Elizabeth Caskey was born Clara Elizabeth Conningsby Gwyn on 20 May 1910 at Saskatoon, Saskatchewan, Canada. She was the third child of seven children (four girls and three boys) of Stratton Gwyn and Fanny Coningsby. She spent her early years in the prairies of Canada under difficult conditions. She attended elementary school at Dandas until 1921. From 1922 her high school education was at the Battleford Collegiate School at Battleford. She was a good debater in the school, and graduated from the school with distinction, getting the Governor General's Medal for Saskatchewan. From 1926 to 1927 she stayed at home learning piano as her mother thought she was too young to go to college.
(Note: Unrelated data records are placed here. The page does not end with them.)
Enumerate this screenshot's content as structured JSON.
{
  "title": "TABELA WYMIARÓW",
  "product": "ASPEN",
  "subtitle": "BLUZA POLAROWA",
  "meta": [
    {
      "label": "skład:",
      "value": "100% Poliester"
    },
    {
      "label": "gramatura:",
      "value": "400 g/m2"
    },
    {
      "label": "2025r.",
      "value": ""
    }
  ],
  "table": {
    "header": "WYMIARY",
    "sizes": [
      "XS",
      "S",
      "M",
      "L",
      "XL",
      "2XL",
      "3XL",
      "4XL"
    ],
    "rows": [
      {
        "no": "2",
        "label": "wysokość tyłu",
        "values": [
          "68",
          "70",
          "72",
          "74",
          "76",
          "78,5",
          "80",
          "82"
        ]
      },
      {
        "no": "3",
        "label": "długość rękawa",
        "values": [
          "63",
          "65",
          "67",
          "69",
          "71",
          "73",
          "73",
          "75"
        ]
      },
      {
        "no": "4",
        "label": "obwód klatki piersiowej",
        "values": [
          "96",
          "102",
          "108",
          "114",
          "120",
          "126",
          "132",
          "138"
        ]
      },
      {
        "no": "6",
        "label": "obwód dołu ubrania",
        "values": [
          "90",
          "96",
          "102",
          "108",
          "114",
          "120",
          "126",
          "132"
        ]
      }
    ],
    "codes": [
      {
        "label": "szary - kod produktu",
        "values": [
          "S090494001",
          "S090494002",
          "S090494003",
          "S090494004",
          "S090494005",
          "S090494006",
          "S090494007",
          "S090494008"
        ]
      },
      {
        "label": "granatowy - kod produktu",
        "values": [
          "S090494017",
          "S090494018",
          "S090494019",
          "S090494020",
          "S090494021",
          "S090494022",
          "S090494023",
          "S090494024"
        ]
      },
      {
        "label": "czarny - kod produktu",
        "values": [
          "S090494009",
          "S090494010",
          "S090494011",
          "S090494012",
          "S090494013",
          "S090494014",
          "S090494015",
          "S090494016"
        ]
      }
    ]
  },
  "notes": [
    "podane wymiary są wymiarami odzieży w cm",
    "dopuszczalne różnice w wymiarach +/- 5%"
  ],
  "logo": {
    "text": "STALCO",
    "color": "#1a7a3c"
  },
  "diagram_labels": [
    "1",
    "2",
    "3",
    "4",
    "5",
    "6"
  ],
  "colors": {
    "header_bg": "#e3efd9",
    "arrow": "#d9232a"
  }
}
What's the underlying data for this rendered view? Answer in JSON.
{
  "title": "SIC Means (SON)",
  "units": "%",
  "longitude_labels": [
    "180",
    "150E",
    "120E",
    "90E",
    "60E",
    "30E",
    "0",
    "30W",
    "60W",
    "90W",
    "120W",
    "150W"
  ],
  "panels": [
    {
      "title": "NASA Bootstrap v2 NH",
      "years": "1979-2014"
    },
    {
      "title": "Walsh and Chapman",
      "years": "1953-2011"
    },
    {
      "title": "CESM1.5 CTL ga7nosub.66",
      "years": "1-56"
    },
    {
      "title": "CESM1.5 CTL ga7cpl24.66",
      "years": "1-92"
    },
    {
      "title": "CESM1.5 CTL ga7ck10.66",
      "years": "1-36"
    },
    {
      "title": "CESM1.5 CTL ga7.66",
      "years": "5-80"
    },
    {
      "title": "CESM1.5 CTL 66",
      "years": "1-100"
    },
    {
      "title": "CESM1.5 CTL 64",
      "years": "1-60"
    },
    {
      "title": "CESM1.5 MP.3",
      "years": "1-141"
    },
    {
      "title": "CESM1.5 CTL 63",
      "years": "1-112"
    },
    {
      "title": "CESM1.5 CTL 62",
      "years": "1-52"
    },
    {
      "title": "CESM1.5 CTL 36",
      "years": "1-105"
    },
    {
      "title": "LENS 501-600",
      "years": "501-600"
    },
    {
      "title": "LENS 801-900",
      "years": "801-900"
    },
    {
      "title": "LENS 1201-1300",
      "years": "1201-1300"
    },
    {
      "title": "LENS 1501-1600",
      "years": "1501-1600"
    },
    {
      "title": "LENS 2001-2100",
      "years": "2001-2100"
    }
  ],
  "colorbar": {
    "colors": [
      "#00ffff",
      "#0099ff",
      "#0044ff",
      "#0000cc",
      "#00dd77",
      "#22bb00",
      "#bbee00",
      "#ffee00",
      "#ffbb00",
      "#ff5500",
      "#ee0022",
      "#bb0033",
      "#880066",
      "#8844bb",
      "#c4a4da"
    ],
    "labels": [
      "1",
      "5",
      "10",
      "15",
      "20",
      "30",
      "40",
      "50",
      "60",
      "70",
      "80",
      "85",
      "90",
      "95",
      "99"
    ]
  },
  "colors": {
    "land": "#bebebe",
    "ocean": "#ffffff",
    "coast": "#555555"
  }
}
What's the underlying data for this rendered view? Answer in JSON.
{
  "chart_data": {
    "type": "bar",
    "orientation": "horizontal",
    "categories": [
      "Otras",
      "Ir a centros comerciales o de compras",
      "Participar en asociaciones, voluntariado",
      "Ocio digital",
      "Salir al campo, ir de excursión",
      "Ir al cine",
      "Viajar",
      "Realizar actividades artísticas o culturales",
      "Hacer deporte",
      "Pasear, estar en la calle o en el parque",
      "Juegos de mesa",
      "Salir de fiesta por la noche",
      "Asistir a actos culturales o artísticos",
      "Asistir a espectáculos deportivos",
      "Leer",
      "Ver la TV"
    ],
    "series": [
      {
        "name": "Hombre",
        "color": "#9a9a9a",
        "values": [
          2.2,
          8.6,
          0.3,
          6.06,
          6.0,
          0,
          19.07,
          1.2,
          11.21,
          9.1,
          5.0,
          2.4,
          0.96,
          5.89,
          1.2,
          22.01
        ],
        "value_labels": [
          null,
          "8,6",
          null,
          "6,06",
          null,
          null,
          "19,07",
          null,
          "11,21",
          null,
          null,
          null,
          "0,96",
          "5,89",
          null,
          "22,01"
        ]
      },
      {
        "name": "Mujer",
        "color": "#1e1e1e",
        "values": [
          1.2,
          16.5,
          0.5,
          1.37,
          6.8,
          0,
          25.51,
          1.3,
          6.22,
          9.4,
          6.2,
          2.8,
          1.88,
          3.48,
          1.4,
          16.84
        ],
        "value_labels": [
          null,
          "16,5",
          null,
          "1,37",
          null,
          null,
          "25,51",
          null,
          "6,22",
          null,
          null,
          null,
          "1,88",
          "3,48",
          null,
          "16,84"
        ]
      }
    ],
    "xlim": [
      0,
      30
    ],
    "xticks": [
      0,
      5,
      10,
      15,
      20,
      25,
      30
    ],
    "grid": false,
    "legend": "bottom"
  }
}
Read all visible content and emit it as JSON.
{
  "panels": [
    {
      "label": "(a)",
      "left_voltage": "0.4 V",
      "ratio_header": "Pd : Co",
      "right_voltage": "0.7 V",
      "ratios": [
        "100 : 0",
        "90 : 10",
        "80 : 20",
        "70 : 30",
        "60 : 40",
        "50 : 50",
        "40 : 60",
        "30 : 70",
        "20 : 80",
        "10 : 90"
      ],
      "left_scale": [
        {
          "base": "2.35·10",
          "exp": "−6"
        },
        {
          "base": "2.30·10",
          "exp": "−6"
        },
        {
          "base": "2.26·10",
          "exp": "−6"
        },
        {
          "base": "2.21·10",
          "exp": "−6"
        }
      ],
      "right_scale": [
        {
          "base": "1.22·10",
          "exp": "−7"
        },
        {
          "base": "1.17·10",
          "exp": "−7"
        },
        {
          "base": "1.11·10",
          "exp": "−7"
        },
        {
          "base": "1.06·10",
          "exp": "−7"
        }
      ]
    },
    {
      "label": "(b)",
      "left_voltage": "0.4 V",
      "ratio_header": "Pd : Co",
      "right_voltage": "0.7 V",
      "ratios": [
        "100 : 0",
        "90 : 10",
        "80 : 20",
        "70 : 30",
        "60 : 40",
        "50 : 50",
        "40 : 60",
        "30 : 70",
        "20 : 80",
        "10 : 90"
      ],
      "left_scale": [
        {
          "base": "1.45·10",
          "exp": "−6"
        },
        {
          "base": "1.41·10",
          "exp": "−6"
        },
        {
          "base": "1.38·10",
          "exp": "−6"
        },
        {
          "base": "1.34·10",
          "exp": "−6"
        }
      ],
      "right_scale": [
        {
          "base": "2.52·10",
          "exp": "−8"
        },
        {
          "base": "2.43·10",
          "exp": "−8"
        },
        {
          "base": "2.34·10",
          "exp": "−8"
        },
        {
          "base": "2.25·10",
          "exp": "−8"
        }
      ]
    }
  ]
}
In 1928, when her family moved to Duncan, British Columbia, she attended Hamilton Central Collegiate, preparatory to joining college. She graduated from Hamilton with honours in English literature, history, Algebra and Geometry, Latin, French and Greek, and was the recipient of the J. M. Buchan Gold Medal and three scholarships to pursue further graduate studies at the University of Toronto. She studied at the Trinity College of the university and after four years of study in various subjects received her degree in Classics in 1932 with distinction, topping her class. After receiving her MA degree in 1933 from Toronto College she moved to the University of Cincinnati with a teaching fellowship to pursue further studies for her doctorate. Her doctoral studies covered Greek history, prose composition, elegy and epigram, and Greek civilization. She also did a course in pre-classical Greece from 1935 to 1936.